Description David Kilzer (:ddkilzer) 2020-04-16 15:14:33 PDT
-[WebPreferences initWithCoder:] should use -[NSCoder decodeValueOfObjCType:at:size:].

Found by clang static analyzer:

Deprecated method '-decodeValueOfObjCType:at:' is insecure as it can lead to potential buffer overflows.

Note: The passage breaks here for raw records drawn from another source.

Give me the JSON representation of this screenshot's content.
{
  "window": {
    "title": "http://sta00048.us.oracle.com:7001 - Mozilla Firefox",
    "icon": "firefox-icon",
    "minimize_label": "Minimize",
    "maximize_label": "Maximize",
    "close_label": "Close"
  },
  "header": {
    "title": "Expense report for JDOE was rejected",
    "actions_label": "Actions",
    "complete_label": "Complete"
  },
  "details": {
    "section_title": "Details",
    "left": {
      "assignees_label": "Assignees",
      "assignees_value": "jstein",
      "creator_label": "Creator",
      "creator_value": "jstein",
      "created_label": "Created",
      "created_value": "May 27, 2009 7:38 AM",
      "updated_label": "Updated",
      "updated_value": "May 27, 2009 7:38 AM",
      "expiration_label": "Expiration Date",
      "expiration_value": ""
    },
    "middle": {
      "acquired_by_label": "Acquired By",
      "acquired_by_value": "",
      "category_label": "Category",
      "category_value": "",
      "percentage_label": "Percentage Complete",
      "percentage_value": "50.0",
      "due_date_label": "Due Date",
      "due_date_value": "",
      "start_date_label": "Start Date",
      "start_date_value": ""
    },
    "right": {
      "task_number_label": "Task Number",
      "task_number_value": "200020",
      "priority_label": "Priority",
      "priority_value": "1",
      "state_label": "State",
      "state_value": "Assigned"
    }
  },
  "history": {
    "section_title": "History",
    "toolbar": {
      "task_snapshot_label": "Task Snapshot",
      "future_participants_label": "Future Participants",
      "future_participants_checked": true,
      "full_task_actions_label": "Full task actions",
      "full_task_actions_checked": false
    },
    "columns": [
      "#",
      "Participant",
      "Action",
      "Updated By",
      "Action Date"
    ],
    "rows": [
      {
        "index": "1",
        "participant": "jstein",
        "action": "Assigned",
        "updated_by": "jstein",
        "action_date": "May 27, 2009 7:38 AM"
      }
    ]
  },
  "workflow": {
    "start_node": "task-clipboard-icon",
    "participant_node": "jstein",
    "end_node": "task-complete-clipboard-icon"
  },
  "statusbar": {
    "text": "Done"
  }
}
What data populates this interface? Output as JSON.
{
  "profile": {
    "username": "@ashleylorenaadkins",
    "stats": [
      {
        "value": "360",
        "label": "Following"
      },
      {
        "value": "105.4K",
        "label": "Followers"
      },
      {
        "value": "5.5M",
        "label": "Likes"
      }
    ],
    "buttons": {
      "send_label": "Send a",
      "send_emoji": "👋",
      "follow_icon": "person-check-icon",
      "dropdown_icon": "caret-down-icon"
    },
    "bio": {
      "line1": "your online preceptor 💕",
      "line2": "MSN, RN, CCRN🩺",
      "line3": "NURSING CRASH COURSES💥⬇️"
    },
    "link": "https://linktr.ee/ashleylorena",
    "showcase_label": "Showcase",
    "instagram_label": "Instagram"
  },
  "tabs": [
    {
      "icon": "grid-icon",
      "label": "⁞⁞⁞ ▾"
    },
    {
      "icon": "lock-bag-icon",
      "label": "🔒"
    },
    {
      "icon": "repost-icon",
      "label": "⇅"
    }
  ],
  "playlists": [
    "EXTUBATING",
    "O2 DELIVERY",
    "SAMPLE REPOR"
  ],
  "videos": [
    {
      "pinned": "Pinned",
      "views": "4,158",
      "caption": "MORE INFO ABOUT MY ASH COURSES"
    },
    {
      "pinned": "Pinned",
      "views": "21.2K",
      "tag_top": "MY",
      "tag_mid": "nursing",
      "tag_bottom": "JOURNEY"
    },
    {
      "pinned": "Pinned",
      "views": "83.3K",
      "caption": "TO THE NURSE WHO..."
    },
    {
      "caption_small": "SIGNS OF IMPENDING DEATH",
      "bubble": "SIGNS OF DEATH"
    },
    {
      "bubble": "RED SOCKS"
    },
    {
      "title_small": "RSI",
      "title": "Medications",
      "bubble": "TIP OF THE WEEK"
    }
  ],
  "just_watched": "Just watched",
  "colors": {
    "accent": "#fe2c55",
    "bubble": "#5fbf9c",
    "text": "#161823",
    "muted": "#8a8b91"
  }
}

Use the safer '-decodeValueOfObjCType:at:size:' method
Comment 1 Radar WebKit Bug Importer 2020-04-16 15:14:45 PDT
Comment 2 David Kilzer (:ddkilzer) 2020-04-16 15:19:46 PDT
Created attachment 396705 [details]
Patch v1
Comment 3 David Kilzer (:ddkilzer) 2020-04-16 15:20:18 PDT
Created attachment 396706 [details]
Patch v1
Comment 4 David Kilzer (:ddkilzer) 2020-04-16 15:21:37 PDT
(In reply to David Kilzer (:ddkilzer) from comment #3)
> Created attachment 396706 [details]
> Patch v1

Tired.  Uploaded the same patch twice.
Comment 5 David Kilzer (:ddkilzer) 2020-04-16 16:45:56 PDT
Created attachment 396722 [details]
Patch v1 third time

Sigh.  EWS bots won't let me rebuild an obsoleted patch, even if I un-obsolete it.
Comment 6 David Kilzer (:ddkilzer) 2020-04-17 16:55:27 PDT
Patch is ready for review.
Comment 7 EWS 2020-04-18 09:33:08 PDT
Committed r260315: <https://trac.webkit.org/changeset/260315>

All reviewed patches have been landed. Closing bug and clearing flags on attachment 396722 [details].